В одно субботнее утро отец устроил мне бурную сцену. Несколько фанатиков набросились на меня на улице с кулаками за то, что я не вскинул в фашистском приветствии руку перед чернорубашечником, и мой старик считал, что они правильно сделали и я получил по заслугам за свою неосмотрительность. Пришел „Друг семьи“, я открыл его, ничего не подозревая, и увидел нечто невероятное, нечто меняющее весь ход нашей жизни: имени Буганцы в журнале не было!

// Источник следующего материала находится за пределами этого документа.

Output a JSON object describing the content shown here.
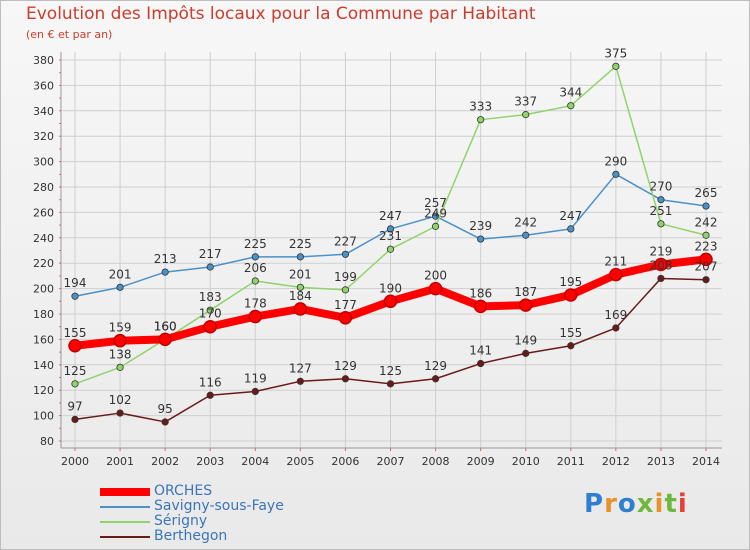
{
  "title": "Evolution des Impôts locaux pour la Commune par Habitant",
  "subtitle": "(en € et par an)",
  "logo": {
    "text": "Proxiti",
    "colors": [
      "#2f7fd0",
      "#e8922c",
      "#2f7fd0",
      "#6fb83e",
      "#e8922c",
      "#6fb83e",
      "#e2403a"
    ]
  },
  "chart_data": {
    "type": "line",
    "x": [
      2000,
      2001,
      2002,
      2003,
      2004,
      2005,
      2006,
      2007,
      2008,
      2009,
      2010,
      2011,
      2012,
      2013,
      2014
    ],
    "ylim": [
      80,
      380
    ],
    "ytick_step": 20,
    "grid": true,
    "legend": "bottom-left",
    "series": [
      {
        "name": "ORCHES",
        "color": "#ff0000",
        "values": [
          155,
          159,
          160,
          170,
          178,
          184,
          177,
          190,
          200,
          186,
          187,
          195,
          211,
          219,
          223
        ]
      },
      {
        "name": "Savigny-sous-Faye",
        "color": "#4b91c8",
        "values": [
          194,
          201,
          213,
          217,
          225,
          225,
          227,
          247,
          257,
          239,
          242,
          247,
          290,
          270,
          265
        ]
      },
      {
        "name": "Sérigny",
        "color": "#8fd46a",
        "values": [
          125,
          138,
          160,
          183,
          206,
          201,
          199,
          231,
          249,
          333,
          337,
          344,
          375,
          251,
          242
        ]
      },
      {
        "name": "Berthegon",
        "color": "#6b1a1a",
        "values": [
          97,
          102,
          95,
          116,
          119,
          127,
          129,
          125,
          129,
          141,
          149,
          155,
          169,
          208,
          207
        ]
      }
    ]
  }
}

— Прощай, Буганца, — произнес я после недолгого замешательства и, пройдя в свою комнату, начал готовиться к отъезду. Я решился на бунт. Ниточка оборвалась, цепь лишилась связующего звена, с исчезновением из нашей жизни „basso continuo“[7] Буганцы все могло и должно было измениться. Для меня начинался новый отсчет времени, а что меня ждет и где, мне было все равно. Отец перенес отсутствие Буганцы с достоинством, воздержавшись от комментариев. Но я заметил, что, поливая георгины в саду, он горбился больше обычного и вид у него был озабоченный, хотя он ничего не знал о моем решении. Остаток дня, часть ночи и весь следующий день ушли на то, чтобы уничтожить одни бумаги (годы спустя та же участь постигла вынырнувший откуда-то портрет Клео де Мерод) и сложить другие. Я не спеша собрал два чемодана. Готового сжечь корабли, что меня могло остановить? В следующую субботу я буду уже далеко, и даже если призрак по имени Буганца появится снова, дома он меня не застанет. Ничего страшного: Буганца нарушил заведенный порядок, разорвал неписаный договор и тем самым свел свою роль в моей жизни к роли статиста. Неужели теперь я не обойдусь без него? После того, как все было готово, мне уже ничто не могло помешать наслаждаться предвкушением отъезда. Растягивая удовольствие, я обошел одну за другой улицы своего детства и несколько раз проделал путь, по которому много лет ходил в школу; хотя друзей у меня не было, я сделал два-три прощальных визита, ни словом не обмолвившись о предстоящем отъезде и удивив всех своим странным поведением. Отцу, в конце концов, я сказал, что должен на пару дней отлучиться, и не знаю, заподозрил ли он что-либо. За неделю мы обменялись с ним считанными односложными фразами. В общем, короткие дни оттяжки, которую я позволил себе, пролетели для меня почти незаметно: не успел я оглянуться, как новая суббота возвестила о своем приходе свистком почтальона — призывом подойти к калитке и снова увидеть зеленоватую обложку „Друга семьи“. Я равнодушно раскрыл журнал: обнаружу я в нем призрака или нет, какая разница? Имя оказалось на месте, но меня поразило не столько его возвращение, сколько примечание внизу страницы головоломок: „К сожалению, в предыдущем номере по недосмотру было пропущено имя его преподобия Д.-Ф. Буганцы, которому мы приносим глубокие извинения“ и т. д., и т. п.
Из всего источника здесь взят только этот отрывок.